Our list of the best things to do in Tintagel are all fairly concentrated around the village itself, and are all reachable by foot from here. They aren't listed in any particular order of preference, although they could possibly be in order of popularity, but this of course has no bearing on quality!
Clinging to the windswept cliffs on an epic stretch of north Cornwall coastline, Tintagel Castle has been considered the home turf of King Arthur since at least the twelfth century. Potentially occupied as early as the Roman period, the present ruins date to the 1230s. They sit on Tintagel 'island', married to the mainland by a contemporary bridge. It replaces a medieval crossing lost for centuries, and precludes the need to tackle steep steps across wet granite. In as dramatic a location as any you'll find in the county, you'll soon fall under Tintagel Castle's spell.
An exquisite example of a traditional Cornish longhouse, Tintagel Old Post Office dates to the fourteenth century and could well be the quaintest building in all Cornwall. An astonishing survivor of the medieval period, it's thick stone walls and undulating slate roof conform to the plan of manor houses from the period. Its interior has been restored to its Victorian appearance, when it was licenced as the district's official receiving station for the penny post, offering insight into more than 600 years of Cornish history along the way.
At the heart of Tintagel, on Fore Street, King Arthur's Great Halls may only date to 1933, but it still has an important place in preserving the mythology surrounding King Arthur and his Knights of the Round Table.
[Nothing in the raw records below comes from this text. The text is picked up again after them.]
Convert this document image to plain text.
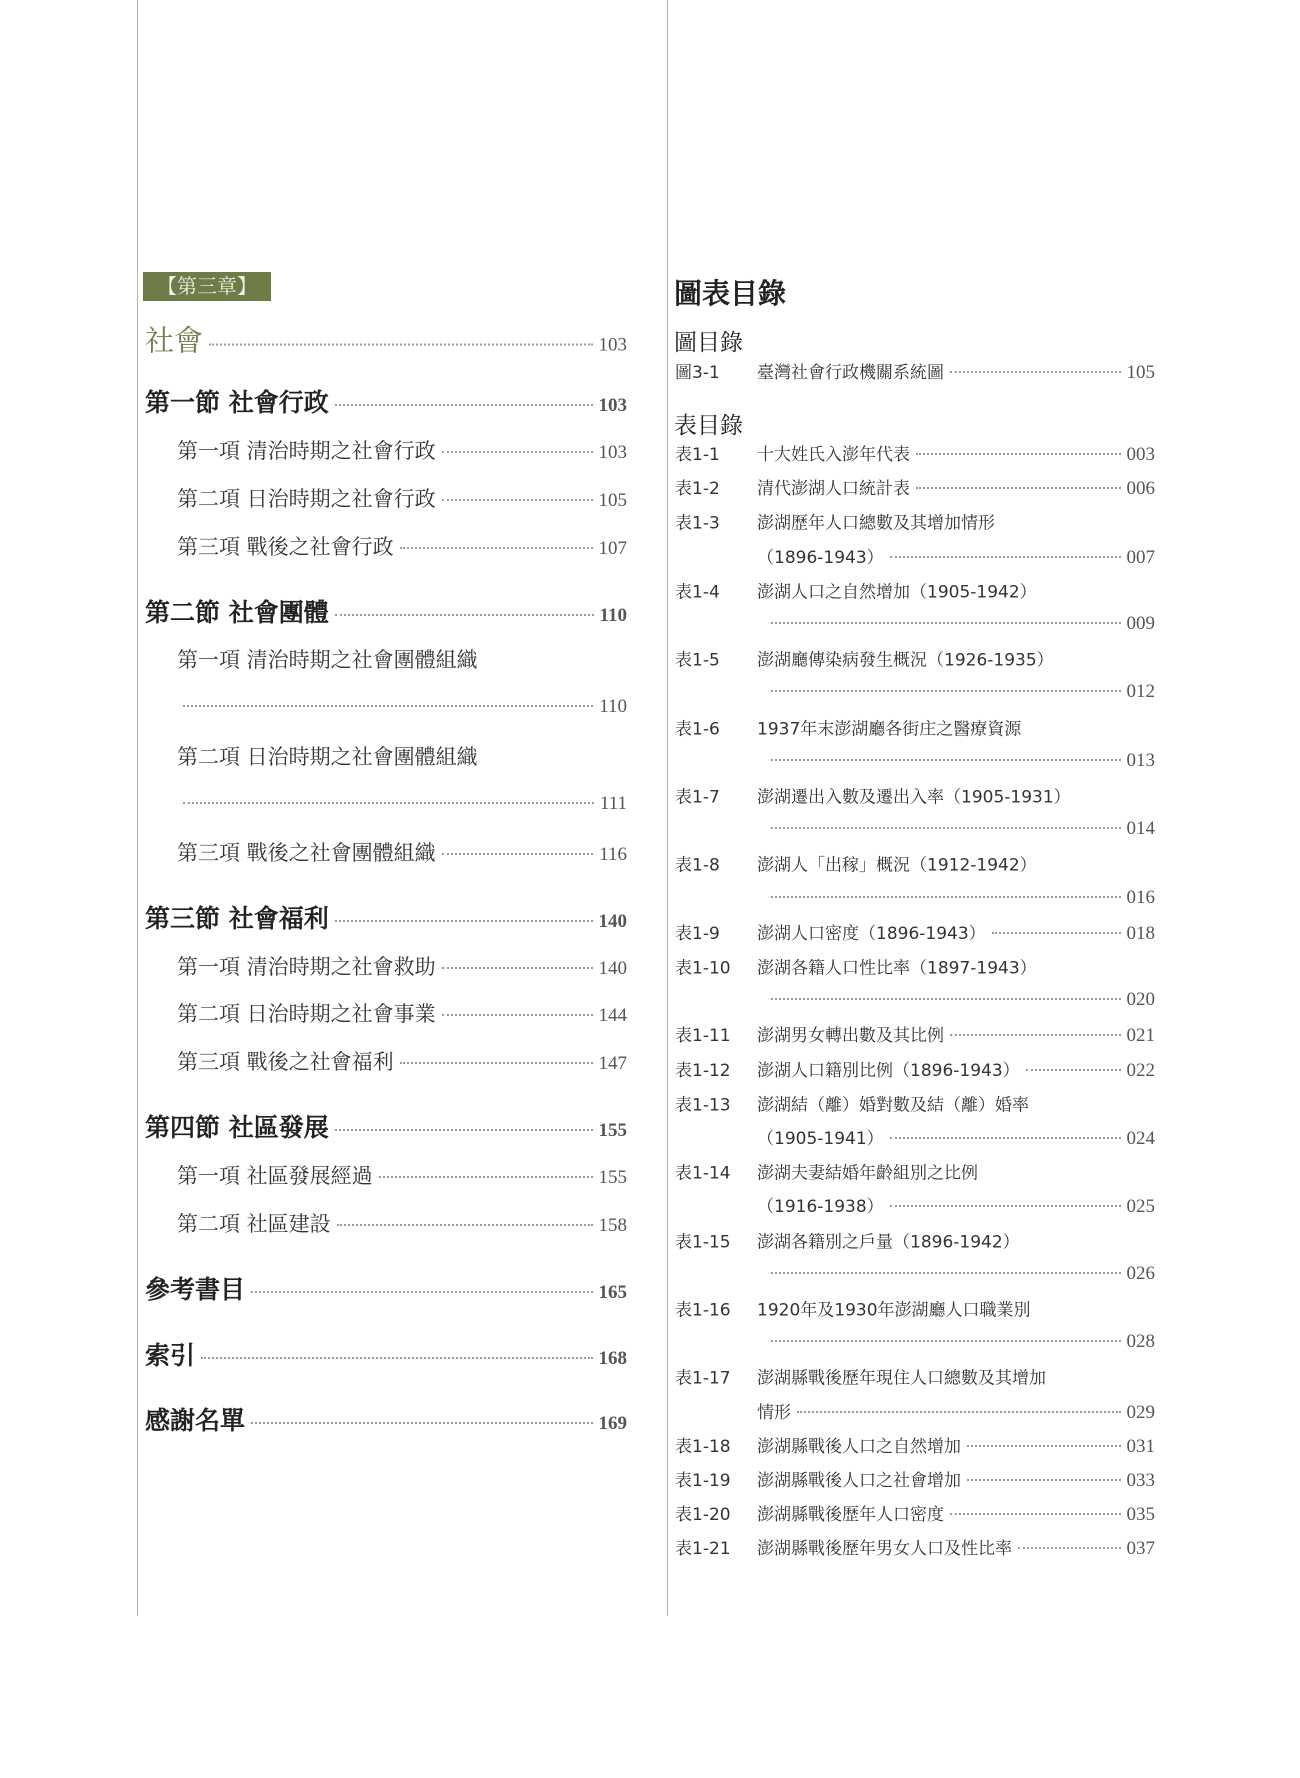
【第三章】
社會	103
第一節 社會行政	103
第一項 清治時期之社會行政	103
第二項 日治時期之社會行政	105
第三項 戰後之社會行政	107
第二節 社會團體	110
第一項 清治時期之社會團體組織
110
第二項 日治時期之社會團體組織
111
第三項 戰後之社會團體組織	116
第三節 社會福利	140
第一項 清治時期之社會救助	140
第二項 日治時期之社會事業	144
第三項 戰後之社會福利	147
第四節 社區發展	155
第一項 社區發展經過	155
第二項 社區建設	158
參考書目	165
索引	168
感謝名單	169
圖表目錄
圖目錄
表目錄
圖3-1	臺灣社會行政機關系統圖	105
表1-1	十大姓氏入澎年代表	003
表1-2	清代澎湖人口統計表	006
表1-3	澎湖歷年人口總數及其增加情形
（1896-1943）	007
表1-4	澎湖人口之自然增加（1905-1942）
009
表1-5	澎湖廳傳染病發生概況（1926-1935）
012
表1-6	1937年末澎湖廳各街庄之醫療資源
013
表1-7	澎湖遷出入數及遷出入率（1905-1931）
014
表1-8	澎湖人「出稼」概況（1912-1942）
016
表1-9	澎湖人口密度（1896-1943）	018
表1-10	澎湖各籍人口性比率（1897-1943）
020
表1-11	澎湖男女轉出數及其比例	021
表1-12	澎湖人口籍別比例（1896-1943）	022
表1-13	澎湖結（離）婚對數及結（離）婚率
（1905-1941）	024
表1-14	澎湖夫妻結婚年齡組別之比例
（1916-1938）	025
表1-15	澎湖各籍別之戶量（1896-1942）
026
表1-16	1920年及1930年澎湖廳人口職業別
028
表1-17	澎湖縣戰後歷年現住人口總數及其增加
情形	029
表1-18	澎湖縣戰後人口之自然增加	031
表1-19	澎湖縣戰後人口之社會增加	033
表1-20	澎湖縣戰後歷年人口密度	035
表1-21	澎湖縣戰後歷年男女人口及性比率	037
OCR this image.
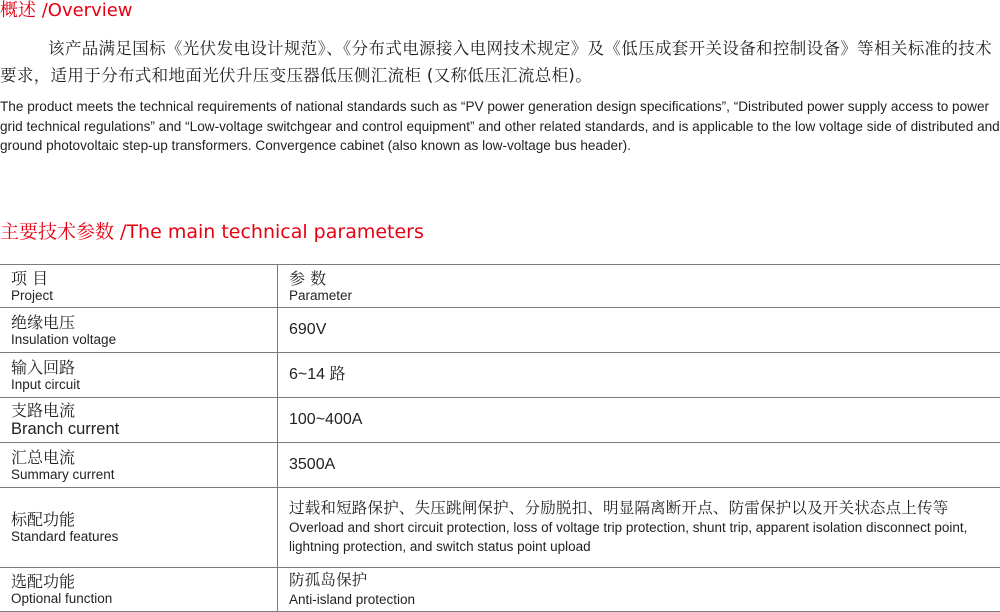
概述 /Overview

该产品满足国标《光伏发电设计规范》、《分布式电源接入电网技术规定》及《低压成套开关设备和控制设备》等相关标准的技术要求，适用于分布式和地面光伏升压变压器低压侧汇流柜 (又称低压汇流总柜)。

The product meets the technical requirements of national standards such as “PV power generation design specifications”, “Distributed power supply access to power grid technical regulations” and “Low-voltage switchgear and control equipment” and other related standards, and is applicable to the low voltage side of distributed and ground photovoltaic step-up transformers. Convergence cabinet (also known as low-voltage bus header).

主要技术参数 /The main technical parameters
项 目
Project	参 数
Parameter

绝缘电压
Insulation voltage	690V

输入回路
Input circuit	6~14 路

支路电流
Branch current	100~400A

汇总电流
Summary current	3500A

标配功能
Standard features	过载和短路保护、失压跳闸保护、分励脱扣、明显隔离断开点、防雷保护以及开关状态点上传等
Overload and short circuit protection, loss of voltage trip protection, shunt trip, apparent isolation disconnect point, lightning protection, and switch status point upload

选配功能
Optional function	防孤岛保护
Anti-island protection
Constructed of 53 different types of Cornish stone, the medieval-style hall includes a round table and granite throne, as well as a series of 73 stained glass windows by Victoria Whall, an important figure in the Arts and Crafts movement. This dramatic space has also been used by four Masonic groups, which only adds to its sense of mystery and intrigue.
Tunnelling beneath the Tintagel peninsula for close to 100 metres, Merlin's Cave claims to be the legendary residence of King Arthur's right hand man and magician-in-chief. Accessible at low tide via a short stretch of beach around an attractive cove, the cave is also said to be the place where Merlin rescued a newborn Arthur from certain death among the waves. While exploring, look out for the contemporary likeness of the mystic carved to one side of the cave entrance.
The rise and fall of limestone cliffs topped with a blanket of meadow flowers provides the backdrop for this stunning area of coastline lying just over two miles south of Tintagel. Incorporated into the South West Coast Path, years of wave action have carved out a series of intriguing natural caves, which meld into a sandy beach some 800 metres long when the tide draws out. Low tide also reveals a wealth of rock pools stretching most of the way to Otterham (Gull) Rock. When the swell is up and the wind offshore Trebarwith Strand is a popular spot for surfing on this otherwise rugged coast.
It's the sound of trickling water that greets visitors who delve into the dappled woodlands of St Nectan's Glen. Lining the shallow pebble shores of the Trethevy River, the glen leads to St Nectan's Kieve, a plunge pool constantly fed by the rushing waters of an eighteen-metre-high waterfall. Carving its way among the mossy rocks, this haven of peace is dotted with ribbons, family photographs and manmade stone stacks offered to the woodland spirits and in reverence of St Nectan himself who is said to have his hermitage here. The glen itself is also a site of special scientific interest due to its unique flora and fauna.
Soaring up to twenty meters above the Trethevy river as it cascades down to the sea, Cornwall's Rocky Valley is a sylvian delight. The forest bluebells of St Nectan's Glen give way to extraordinary moorland landscapes. This in turn evolves into layer upon layer of natural slate, which glint in the constant river spray and give this narrowing gully its name. Scattered with the ruins of historic mills, and mystical labyrinth carvings of unknown origin, views can stretch as far as the island of Lundy on the clearest days.
Tintagel and surrounds, are without doubt, home to some of Cornwall's most impressive and iconic coastal scenery. The cliff top views around Tintagel Head itself will not fail to impress and for those willing to take the coast path in either direction it only gets better. The walk to Boscastle is quite manageable and well worth it to see the dramatic harbour inlet between the towering cliffs. For a more challenging walk you can head westwards towards Port Isaac, taking in Trebarwith Strand and a number of other hidden coves along the route.
St Materiana Church
Set beyond the village and enduring the full force of the British climate from its theatrical location on the edge of Tintagel's cliffs, the parish church of St Materiana is believed to belong to the crossover period between Saxon England and the Norman Conquest. A place of shelter and security for centuries, Norman relics include an impressive stone baptismal font, while the south transect also guards a milestone dating to Cornwall's even more distant Roman past.